África subsahariana sigue soportando la carga más pesada, con casi dos tercios del total de niños en situación de trabajo infantil, unos 87 millones. Aunque la prevalencia se redujo del 24% al 22%, el número total ha permanecido estancado en un contexto de crecimiento demográfico, conflictos, pobreza extrema y sistemas de protección social al límite de su capacidad.
Asia y el Pacífico lograron la reducción más significativa de la prevalencia desde 2020, con un descenso de la tasa de trabajo infantil del 6% al 3% (de 49 millones a 28 millones de niños). América Latina y el Caribe se ha mantenido constante durante los últimos 4o años y la cifra total de niños afectados se redujo de 8 millones a unos 7 millones.

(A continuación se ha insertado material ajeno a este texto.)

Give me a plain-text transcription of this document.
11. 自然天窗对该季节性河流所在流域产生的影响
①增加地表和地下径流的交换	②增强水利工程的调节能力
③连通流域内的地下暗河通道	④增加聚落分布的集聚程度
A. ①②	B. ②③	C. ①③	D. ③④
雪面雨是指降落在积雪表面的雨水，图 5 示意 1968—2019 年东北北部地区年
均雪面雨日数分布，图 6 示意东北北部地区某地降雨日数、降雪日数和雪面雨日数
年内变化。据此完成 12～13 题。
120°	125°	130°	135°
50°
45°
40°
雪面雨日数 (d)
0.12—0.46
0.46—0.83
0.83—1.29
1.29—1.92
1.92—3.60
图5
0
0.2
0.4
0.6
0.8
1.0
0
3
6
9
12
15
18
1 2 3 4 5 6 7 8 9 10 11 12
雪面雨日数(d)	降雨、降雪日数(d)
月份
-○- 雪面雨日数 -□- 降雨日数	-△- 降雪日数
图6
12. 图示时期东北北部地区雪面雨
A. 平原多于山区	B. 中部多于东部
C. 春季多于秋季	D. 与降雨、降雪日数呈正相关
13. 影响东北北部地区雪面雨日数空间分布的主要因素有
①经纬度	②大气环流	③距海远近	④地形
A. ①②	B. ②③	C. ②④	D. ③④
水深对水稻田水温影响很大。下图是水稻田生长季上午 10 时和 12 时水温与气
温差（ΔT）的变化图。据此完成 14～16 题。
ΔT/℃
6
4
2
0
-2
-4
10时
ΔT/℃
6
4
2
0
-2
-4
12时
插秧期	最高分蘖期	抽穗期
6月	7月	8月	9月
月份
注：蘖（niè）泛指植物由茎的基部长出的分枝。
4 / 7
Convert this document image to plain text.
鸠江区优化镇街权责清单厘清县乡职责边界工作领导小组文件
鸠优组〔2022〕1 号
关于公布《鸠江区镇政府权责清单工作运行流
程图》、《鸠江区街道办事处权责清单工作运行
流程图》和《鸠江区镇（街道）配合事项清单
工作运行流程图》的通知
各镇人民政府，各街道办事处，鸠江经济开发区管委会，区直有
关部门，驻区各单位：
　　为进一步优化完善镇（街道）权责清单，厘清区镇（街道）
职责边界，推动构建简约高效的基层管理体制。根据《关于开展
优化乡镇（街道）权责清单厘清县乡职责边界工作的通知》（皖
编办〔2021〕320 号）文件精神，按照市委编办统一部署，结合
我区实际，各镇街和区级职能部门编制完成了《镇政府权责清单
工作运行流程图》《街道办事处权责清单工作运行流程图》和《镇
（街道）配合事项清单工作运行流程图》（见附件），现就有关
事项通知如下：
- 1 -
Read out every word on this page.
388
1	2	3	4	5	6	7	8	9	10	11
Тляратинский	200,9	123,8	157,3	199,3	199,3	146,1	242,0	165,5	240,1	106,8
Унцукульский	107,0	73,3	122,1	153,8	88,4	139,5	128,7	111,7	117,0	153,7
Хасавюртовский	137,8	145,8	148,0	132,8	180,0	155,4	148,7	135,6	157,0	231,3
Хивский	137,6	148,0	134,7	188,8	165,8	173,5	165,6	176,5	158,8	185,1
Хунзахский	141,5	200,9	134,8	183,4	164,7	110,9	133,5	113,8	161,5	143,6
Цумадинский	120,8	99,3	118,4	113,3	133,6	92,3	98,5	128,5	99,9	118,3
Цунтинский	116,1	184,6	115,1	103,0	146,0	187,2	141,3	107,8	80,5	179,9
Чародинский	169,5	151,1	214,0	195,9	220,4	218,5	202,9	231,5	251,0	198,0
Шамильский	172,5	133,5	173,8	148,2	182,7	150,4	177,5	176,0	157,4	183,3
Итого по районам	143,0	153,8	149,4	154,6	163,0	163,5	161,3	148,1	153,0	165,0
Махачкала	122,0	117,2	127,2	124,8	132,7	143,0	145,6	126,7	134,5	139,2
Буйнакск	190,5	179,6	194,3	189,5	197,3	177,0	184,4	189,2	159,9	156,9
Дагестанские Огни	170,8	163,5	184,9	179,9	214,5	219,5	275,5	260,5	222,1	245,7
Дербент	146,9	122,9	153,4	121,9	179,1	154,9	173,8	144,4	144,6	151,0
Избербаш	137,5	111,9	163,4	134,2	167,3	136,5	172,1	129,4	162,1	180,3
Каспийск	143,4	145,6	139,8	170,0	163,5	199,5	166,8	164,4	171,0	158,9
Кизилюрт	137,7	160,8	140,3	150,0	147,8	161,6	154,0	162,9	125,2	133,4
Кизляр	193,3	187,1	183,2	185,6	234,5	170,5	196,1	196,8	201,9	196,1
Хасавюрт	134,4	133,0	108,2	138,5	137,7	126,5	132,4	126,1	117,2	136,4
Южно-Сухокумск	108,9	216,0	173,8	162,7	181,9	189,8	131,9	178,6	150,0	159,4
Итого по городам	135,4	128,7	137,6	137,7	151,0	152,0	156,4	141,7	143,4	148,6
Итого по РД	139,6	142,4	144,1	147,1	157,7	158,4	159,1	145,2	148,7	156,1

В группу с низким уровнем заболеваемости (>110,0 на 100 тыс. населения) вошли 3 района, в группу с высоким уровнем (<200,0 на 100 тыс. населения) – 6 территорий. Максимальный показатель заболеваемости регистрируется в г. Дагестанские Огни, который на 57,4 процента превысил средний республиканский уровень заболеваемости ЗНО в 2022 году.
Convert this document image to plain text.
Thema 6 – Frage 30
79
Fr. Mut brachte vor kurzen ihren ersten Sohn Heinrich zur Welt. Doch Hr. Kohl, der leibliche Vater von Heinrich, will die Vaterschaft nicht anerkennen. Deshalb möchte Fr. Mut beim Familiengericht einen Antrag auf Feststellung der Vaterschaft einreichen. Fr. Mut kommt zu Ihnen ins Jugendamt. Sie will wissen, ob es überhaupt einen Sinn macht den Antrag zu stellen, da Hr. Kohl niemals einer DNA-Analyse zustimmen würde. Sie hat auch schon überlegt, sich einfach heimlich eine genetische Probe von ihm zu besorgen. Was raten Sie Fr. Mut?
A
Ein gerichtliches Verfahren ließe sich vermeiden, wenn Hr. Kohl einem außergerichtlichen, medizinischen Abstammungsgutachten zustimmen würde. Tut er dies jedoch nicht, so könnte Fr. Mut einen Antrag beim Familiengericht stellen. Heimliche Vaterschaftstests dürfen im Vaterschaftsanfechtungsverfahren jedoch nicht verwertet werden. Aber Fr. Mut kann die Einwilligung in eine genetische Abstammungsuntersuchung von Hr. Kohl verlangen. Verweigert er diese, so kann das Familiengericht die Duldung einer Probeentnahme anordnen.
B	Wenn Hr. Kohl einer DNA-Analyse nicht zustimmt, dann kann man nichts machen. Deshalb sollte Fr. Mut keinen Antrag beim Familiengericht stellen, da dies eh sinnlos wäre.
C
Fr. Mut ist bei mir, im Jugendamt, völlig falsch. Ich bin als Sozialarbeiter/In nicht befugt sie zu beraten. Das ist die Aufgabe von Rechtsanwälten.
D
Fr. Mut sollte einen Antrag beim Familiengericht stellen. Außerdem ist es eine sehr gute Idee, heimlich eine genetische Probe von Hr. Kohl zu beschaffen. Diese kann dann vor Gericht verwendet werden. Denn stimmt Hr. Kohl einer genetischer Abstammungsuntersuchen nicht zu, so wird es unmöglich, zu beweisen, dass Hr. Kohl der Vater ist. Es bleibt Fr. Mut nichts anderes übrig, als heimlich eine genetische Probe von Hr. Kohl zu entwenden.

Bajo el lema “Tarjeta roja al trabajo infantil: juego limpio para niños, trabajo decente para adultos”, la campaña del Día Mundial contra el Trabajo Infantil de 2026 hace un llamado a reforzar las medidas en las políticas que previenen el trabajo infantil y alejan a los niños del mismo: educación de calidad, protección social universal, trabajo decente y medios de vida adecuados para los adultos, leyes y aplicación de la ley más estrictas, mejores sistemas de datos y seguimiento, y una actuación responsable en la agricultura y las cadenas de suministro.
Para acelerar los avances, UNICEF y la Organización Internacional del Trabajo (OIT) instan a los gobiernos a invertir en protección social para hogares vulnerables, incluyendo redes de seguridad social como las prestaciones universales por hijos, para que las familias no recurran al trabajo infantil.
También en reforzar los sistemas de protección infantil para identificar, prevenir y atender a los niños en situación de riesgo, especialmente a aquellos que se enfrentan a las peores formas de trabajo infantil; garantizar acceso universal a educación de calidad, especialmente en zonas rurales y afectadas por crisis, para que todos los niños puedan aprender.
Además, asegurar un trabajo digno para adultos y jóvenes, así como el derecho de los trabajadores a organizarse y defender sus intereses, así como hacer cumplir las leyes y exigir la responsabilidad de las empresas para poner fin a la explotación y proteger a los niños en todas las cadenas de suministro.